At the end of the trial, the judge either:

  • gives a decision right away, or
  • says that they will decide at a later date.

If the judge decides right away

The registry clerk will prepare the order if neither of the parties has a lawyer. This is required by the Provincial (Family) Court Rules.

The order is effective as soon as the judge makes it, unless the judge specifies a different date.

If the judge doesn't make his or her decision that day

If the judge says they will decide later:

  • the clerk will give you a date to come back to court and hear the decision, or
  • the registry will contact you later to give you a date to come and hear the decision.

Sometimes the judge makes a written decision that's mailed to the parties. Written decisions can be 20 or more pages long. They are sometimes difficult for people who aren't lawyers to understand. Usually the judge will state at the end what orders are being made. These statements will form the basis of the actual court order.

The registry clerk will prepare the order if neither of the parties has a lawyer. This is required by the Provincial (Family) Court Rules.

The order is effective as soon as the judge makes it, unless the judge specifies a different date.

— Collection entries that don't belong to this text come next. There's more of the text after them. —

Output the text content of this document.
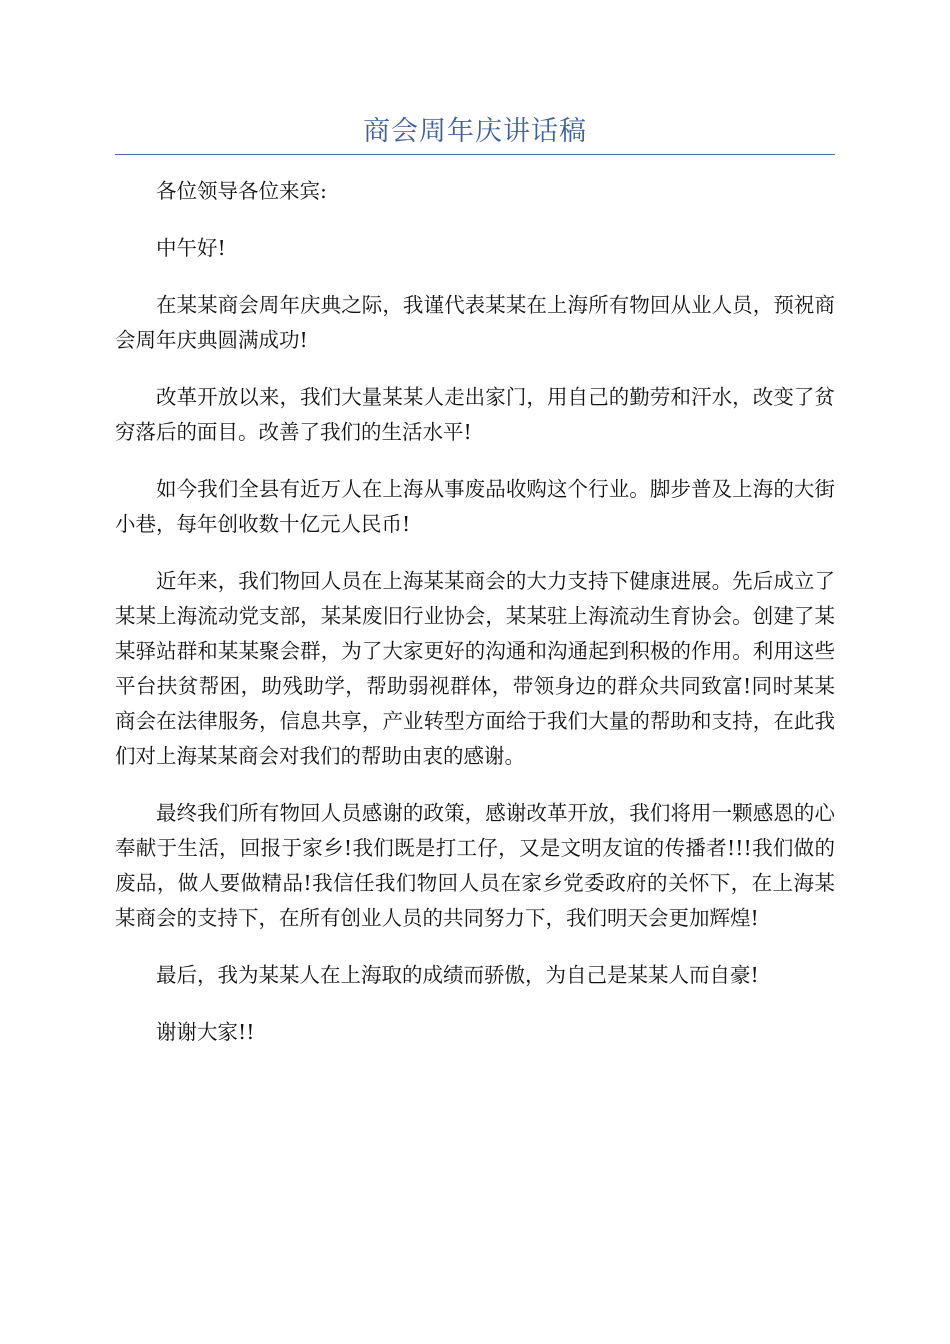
商会周年庆讲话稿

各位领导各位来宾:

中午好!

在某某商会周年庆典之际，我谨代表某某在上海所有物回从业人员，预祝商会周年庆典圆满成功!

改革开放以来，我们大量某某人走出家门，用自己的勤劳和汗水，改变了贫穷落后的面目。改善了我们的生活水平!

如今我们全县有近万人在上海从事废品收购这个行业。脚步普及上海的大街小巷，每年创收数十亿元人民币!

近年来，我们物回人员在上海某某商会的大力支持下健康进展。先后成立了某某上海流动党支部，某某废旧行业协会，某某驻上海流动生育协会。创建了某某驿站群和某某聚会群，为了大家更好的沟通和沟通起到积极的作用。利用这些平台扶贫帮困，助残助学，帮助弱视群体，带领身边的群众共同致富!同时某某商会在法律服务，信息共享，产业转型方面给于我们大量的帮助和支持，在此我们对上海某某商会对我们的帮助由衷的感谢。

最终我们所有物回人员感谢的政策，感谢改革开放，我们将用一颗感恩的心奉献于生活，回报于家乡!我们既是打工仔，又是文明友谊的传播者!!!我们做的废品，做人要做精品!我信任我们物回人员在家乡党委政府的关怀下，在上海某某商会的支持下，在所有创业人员的共同努力下，我们明天会更加辉煌!

最后，我为某某人在上海取的成绩而骄傲，为自己是某某人而自豪!

谢谢大家!!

Notify the Family Maintenance Enforcement Program, if you want

When you receive a signed copy of the order from the court, make a photocopy of it.

  • If the order involves support and the original support order was registered with the Family Maintenance Enforcement Program (FMEP), and support has now been changed, send a photocopy of the new order to the FMEP.
  • If the original support order was not registered with the FMEP, you may wish to register your new support order with the program now.

You must include a certified copy of your order with your enrolment package to speed up the enforcement process. Ask at the Family Court registry for a certified copy. Call ahead to find out if there is a fee for certification.